Once they are both feeling better, try introducing one kind of sugary food such as table sugar (or white sugar) or glucose gel cubes while keeping the other kind of sugar away until later. Repeat this process several times to see if it works!
General tips: If your cat seems overly hungry or thirsty after a meal, do not give them any more food or drink than they are asking for. They will probably eat or drink less at their normal rate once they are used to having extra.
Never force feed your cat, even if they look very hungry. In fact, it is possible to cause vomiting or choking if you do.
Some cats may get into honey containers
Although tempting, don’t let your cat access the contents of the container you have stored honey in. If you do decide to give your kitty some honey, make sure it is not exposed to light or air where it can oxidize and spoil.
That being said, even if your cat doesn’t eat the whole thing right away there are still health risks involved with giving them honey as an oral treat.
Some studies show that when kittens and young cats ingest small amounts of raw honey, they can develop a condition called pancreatitis. Pancreatic inflammation leads to fluid buildup and possible infection which, if left untreated, can be fatal.
For dogs, research shows that eating too much sugar (honey includes plenty of glucose) can cause tooth decay and gum disease. This can affect their overall health and quality of life.
Tips: Try using sunflower or coconut oil instead of buttery-style honeys.
Honey can be expensive
While some people believe that honey is a harmless sweetening agent, most do not! Most veterinarians agree that feeding your cat too many or ingesting excessive amounts of honey can cause health problems.
Many things contribute to this risk including:
The type of sugar in the honey
The amount of sugar in the honey
Whether the sugar is pure glucose (“white”) or mixed with other sugars such as fructose (“brown”)
When the cats stomach cannot break down these carbohydrates properly, they may remain undigested which can result in gastrointestinal (GI) issues like gas, diarrhea, and weight loss.
If you notice changes in your cat’s behavior or symptoms such as vomiting, lethargy, and oral/digital ulcers, it is important to rule out GI diseases by having your cat undergo an appropriate test.
It is very difficult to tell whether your kitty will develop food allergies after being exposed to honey, but if you are able to prevent exposure then this would be our biggest concern.

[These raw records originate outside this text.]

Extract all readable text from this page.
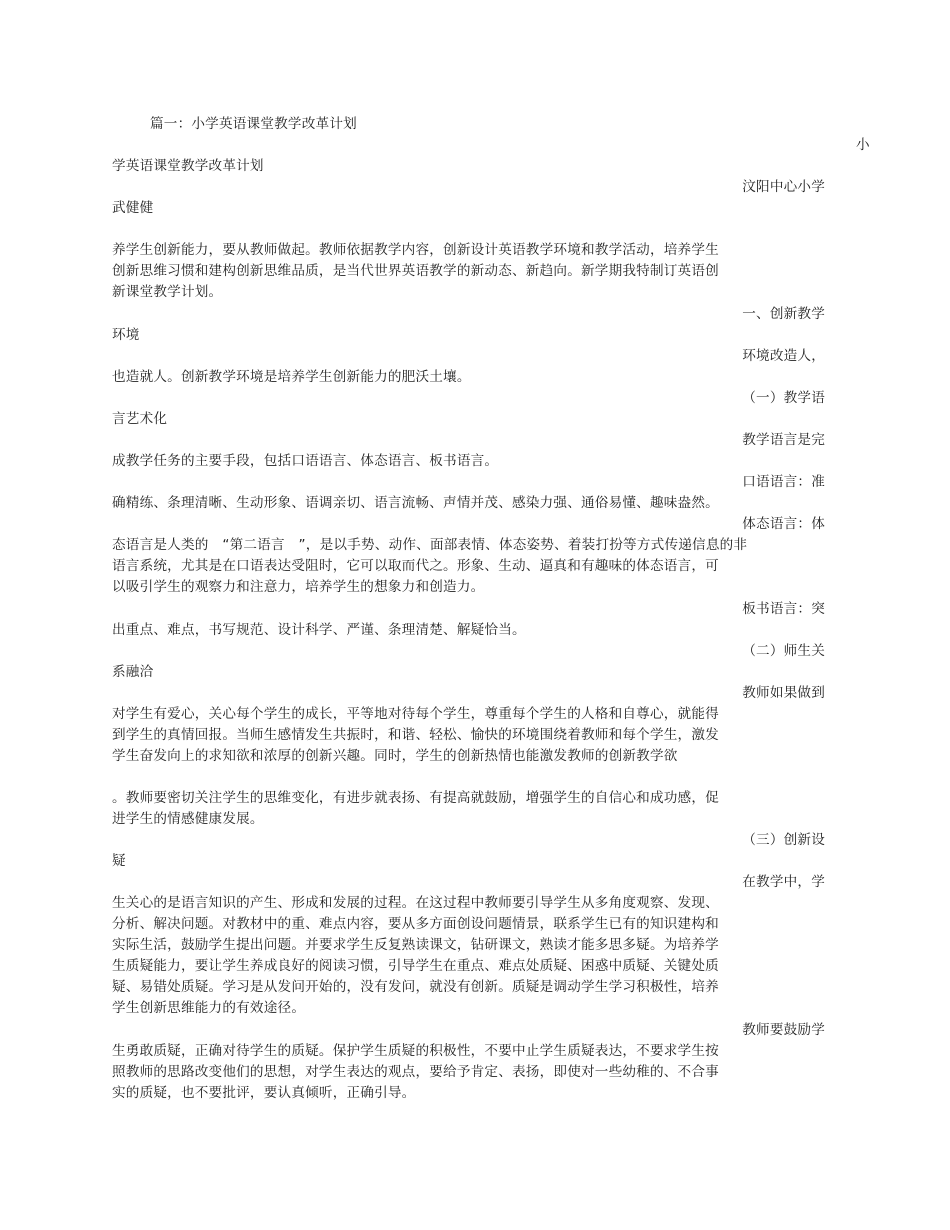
篇一：小学英语课堂教学改革计划

小

学英语课堂教学改革计划

汶阳中心小学

武健健

养学生创新能力，要从教师做起。教师依据教学内容，创新设计英语教学环境和教学活动，培养学生

创新思维习惯和建构创新思维品质，是当代世界英语教学的新动态、新趋向。新学期我特制订英语创

新课堂教学计划。

一、创新教学

环境

环境改造人，

也造就人。创新教学环境是培养学生创新能力的肥沃土壤。

（一）教学语

言艺术化

教学语言是完

成教学任务的主要手段，包括口语语言、体态语言、板书语言。

口语语言：准

确精练、条理清晰、生动形象、语调亲切、语言流畅、声情并茂、感染力强、通俗易懂、趣味盎然。

体态语言：体

态语言是人类的　“第二语言　”，是以手势、动作、面部表情、体态姿势、着装打扮等方式传递信息的非

语言系统，尤其是在口语表达受阻时，它可以取而代之。形象、生动、逼真和有趣味的体态语言，可

以吸引学生的观察力和注意力，培养学生的想象力和创造力。

板书语言：突

出重点、难点，书写规范、设计科学、严谨、条理清楚、解疑恰当。

（二）师生关

系融洽

教师如果做到

对学生有爱心，关心每个学生的成长，平等地对待每个学生，尊重每个学生的人格和自尊心，就能得

到学生的真情回报。当师生感情发生共振时，和谐、轻松、愉快的环境围绕着教师和每个学生，激发

学生奋发向上的求知欲和浓厚的创新兴趣。同时，学生的创新热情也能激发教师的创新教学欲

。教师要密切关注学生的思维变化，有进步就表扬、有提高就鼓励，增强学生的自信心和成功感，促

进学生的情感健康发展。

（三）创新设

疑

在教学中，学

生关心的是语言知识的产生、形成和发展的过程。在这过程中教师要引导学生从多角度观察、发现、

分析、解决问题。对教材中的重、难点内容，要从多方面创设问题情景，联系学生已有的知识建构和

实际生活，鼓励学生提出问题。并要求学生反复熟读课文，钻研课文，熟读才能多思多疑。为培养学

生质疑能力，要让学生养成良好的阅读习惯，引导学生在重点、难点处质疑、困惑中质疑、关键处质

疑、易错处质疑。学习是从发问开始的，没有发问，就没有创新。质疑是调动学生学习积极性，培养

学生创新思维能力的有效途径。

教师要鼓励学

生勇敢质疑，正确对待学生的质疑。保护学生质疑的积极性，不要中止学生质疑表达，不要求学生按

照教师的思路改变他们的思想，对学生表达的观点，要给予肯定、表扬，即使对一些幼稚的、不合事

实的质疑，也不要批评，要认真倾听，正确引导。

Some cats may reject honey
Although most cats enjoy eating honey, there are some instances where it is not appropriate to give them so much of it. If your cat seems reluctant to eat or show signs of vomiting after consuming honey, you should probably limit their intake until they seem more receptive to it.
For one, as mentioned before, some older cats may have digestive issues that prevent them from processing sugar well. This could result in diarrhea, stomach pain, or even an acute life-threatening situation if enough food is consumed too quickly.
As another potential problem, some people believe that allergies can be triggered by ingesting bee products such as pollen or royal jelly. If your dog has these type of allergies, then limiting honey might help reduce any negative effects it could have on your kitty.
However, like dogs, cats are hypersensitive to external factors (like allergens) just about every part of their bodies. So while we cannot say with certainty that giving your cat honey will cause health problems, we do not think it is safe for them under the right circumstances.